Jade estava num canto, continuava chorando, e pediu desculpa pela bagunça. Uma
bagunça grande, por sinal, porque estava dentro e fora daquele apartamento e
principalmente estava dentro dela.
Ataíde
fez uma pausa e agora aproveito para mudar de parágrafo.
- Passei
a freqüentar a casa de Jade. Arrumamos junta aquela bagunça e um dia tivemos
relações sexuais no meio da sala, sem preliminares, como naquele filme do
Michael Douglas. Eu estava só, ela estava só, e terminou em casamento. Juntamos
as coisas e nos mudamos para meu apartamento, uma quitinete na Augusta. Mas o
tempo destruiu meu interesse por ela, quando meu filho já tinha três anos. Ela
foi embora. Depois, eu ainda pegava o menino nos fins de semana, em seguida a
cada quinze dias e mais na frente, ela viajou. Viajou e casou com um
norte-americano. Um completo careta, médico e republicano. Jade parecia não
querer mais felicidade; queria segurança e proteção. O Brasil estava na merda e
hordas de brasileiros partiram para os Estados Unidos atrás de uns trocados.

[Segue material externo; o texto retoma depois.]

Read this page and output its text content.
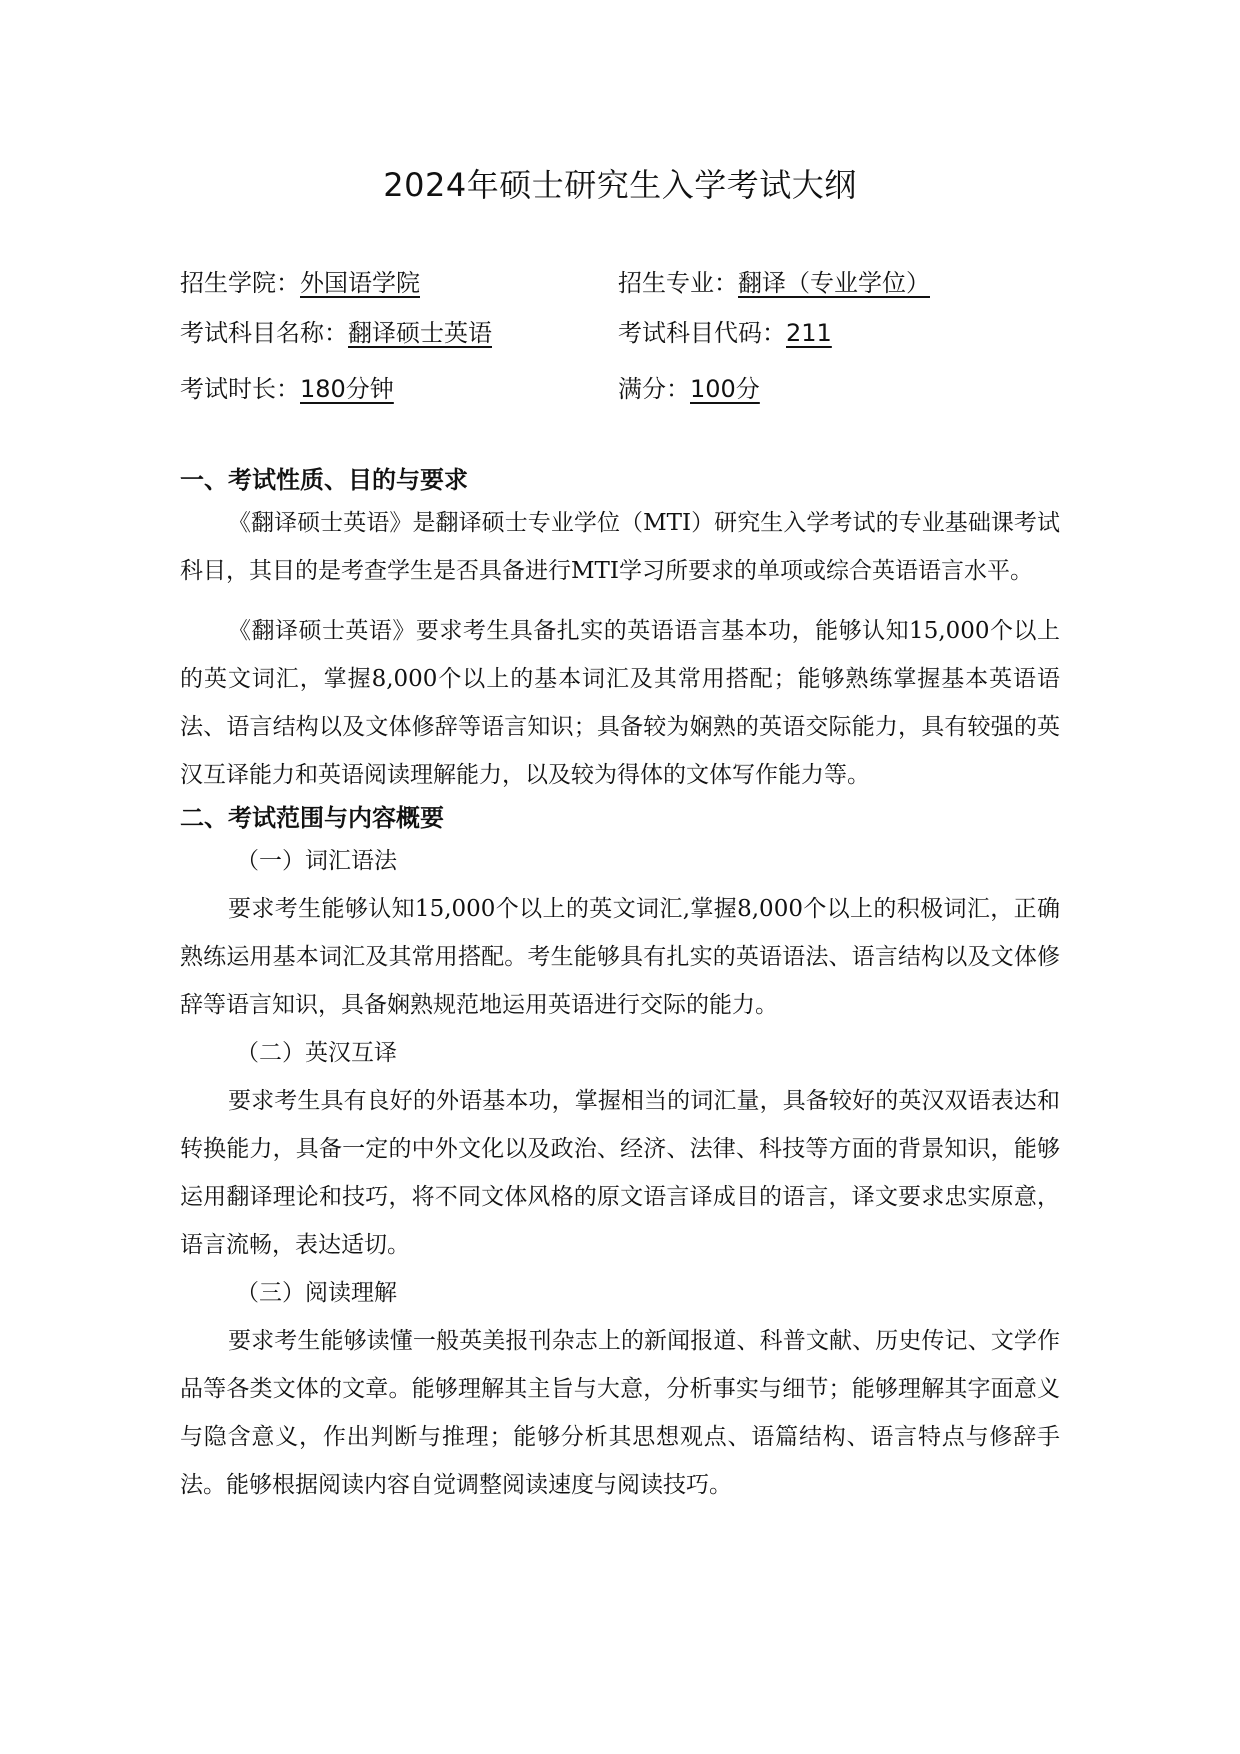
2024年硕士研究生入学考试大纲
招生学院：外国语学院	招生专业：翻译（专业学位）
考试科目名称：翻译硕士英语	考试科目代码：211
考试时长：180分钟	满分：100分
一、考试性质、目的与要求
《翻译硕士英语》是翻译硕士专业学位（MTI）研究生入学考试的专业基础课考试科目，其目的是考查学生是否具备进行MTI学习所要求的单项或综合英语语言水平。
《翻译硕士英语》要求考生具备扎实的英语语言基本功，能够认知15,000个以上的英文词汇，掌握8,000个以上的基本词汇及其常用搭配；能够熟练掌握基本英语语法、语言结构以及文体修辞等语言知识；具备较为娴熟的英语交际能力，具有较强的英汉互译能力和英语阅读理解能力，以及较为得体的文体写作能力等。
二、考试范围与内容概要
（一）词汇语法
要求考生能够认知15,000个以上的英文词汇,掌握8,000个以上的积极词汇，正确熟练运用基本词汇及其常用搭配。考生能够具有扎实的英语语法、语言结构以及文体修辞等语言知识，具备娴熟规范地运用英语进行交际的能力。
（二）英汉互译
要求考生具有良好的外语基本功，掌握相当的词汇量，具备较好的英汉双语表达和转换能力，具备一定的中外文化以及政治、经济、法律、科技等方面的背景知识，能够运用翻译理论和技巧，将不同文体风格的原文语言译成目的语言，译文要求忠实原意，语言流畅，表达适切。
（三）阅读理解
要求考生能够读懂一般英美报刊杂志上的新闻报道、科普文献、历史传记、文学作品等各类文体的文章。能够理解其主旨与大意，分析事实与细节；能够理解其字面意义与隐含意义，作出判断与推理；能够分析其思想观点、语篇结构、语言特点与修辞手法。能够根据阅读内容自觉调整阅读速度与阅读技巧。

Jade deu mais sorte. Conheceu o cara em São Paulo. Não sei como se deu esse
cruzamento; bem provável que ela tenha se cansado da depressão. Queria conhecer
o mundo de uma cidadezinha do Meio Oeste, cheia de fofoqueiros moralistas. Ao
que tudo indica, Jade adaptou-se ao novo modo de vida. Morar com um médico
tinha sua utilidade e ele era psiquiatra. O cara estava levando uma paciente
para casa e não sabia.
Ataíde
tornou-se ainda mais detalhistas e só assim eu soube que ele teve uma recaída e
foi atrás dela, em Thompson City, causando um barraco histórico na cidadezinha.
Voltou sozinho para as assessorias de imprensa. Nesse momento eu pensei: agora
é a minha vez de ir a Thompson City. E fui.
Tompson
City
Tompson
City era – e talvez ainda seja - uma típica cidade norte-americana ao extremo.
Tinha suas efemérides patrióticas e frisson generalizados no Dia de Ação de
Graças e 14 de julho. Havia bailes de formatura e a ansiedade das adolescentes
à espera de um convite masculino para o baile. Os homens eram rudes e usavam
camisas quadriculadas. Todos se conheciam e cumprimentavam o xerife. Uma cidade
saída dos livros das escolas de inglês, com famílias bem definidas, sem
problemas aparentes, conversa rasa, um bar com sinuca, lavanderia e a igreja
aos domingos.
O mais
estranho é que se instalou ali uma comunidade de hippies tardios, na verdade
doidões sem filosofia definida e vida errante, cuja parada em Thompson City
talvez tenha sido resultado da dificuldade de seguir em frente por falta de
combustível. Em Thompson, eles disseram chega, é aqui. Jade morava no lado
burguês da pequena cidade, numa distância segura dos inconvenientes imigrantes,
alguns deles de origem latina, peruanos e chilenos em sua maioria.
Torrei
parte do dinheiro da campanha para assumir as prestações com a passagem, tirar
visto para os EUA – um suplício, pois não tinha emprego fixo – e roupas de
frio. Desci em Nova York e segui para lá de carro alugado, com o endereço dado
por Ataíde. Disse apenas que estava com a viagem programada e aproveitaria para
rever a velha amiga. Ataíde pediu que levasse um presente para seu filho.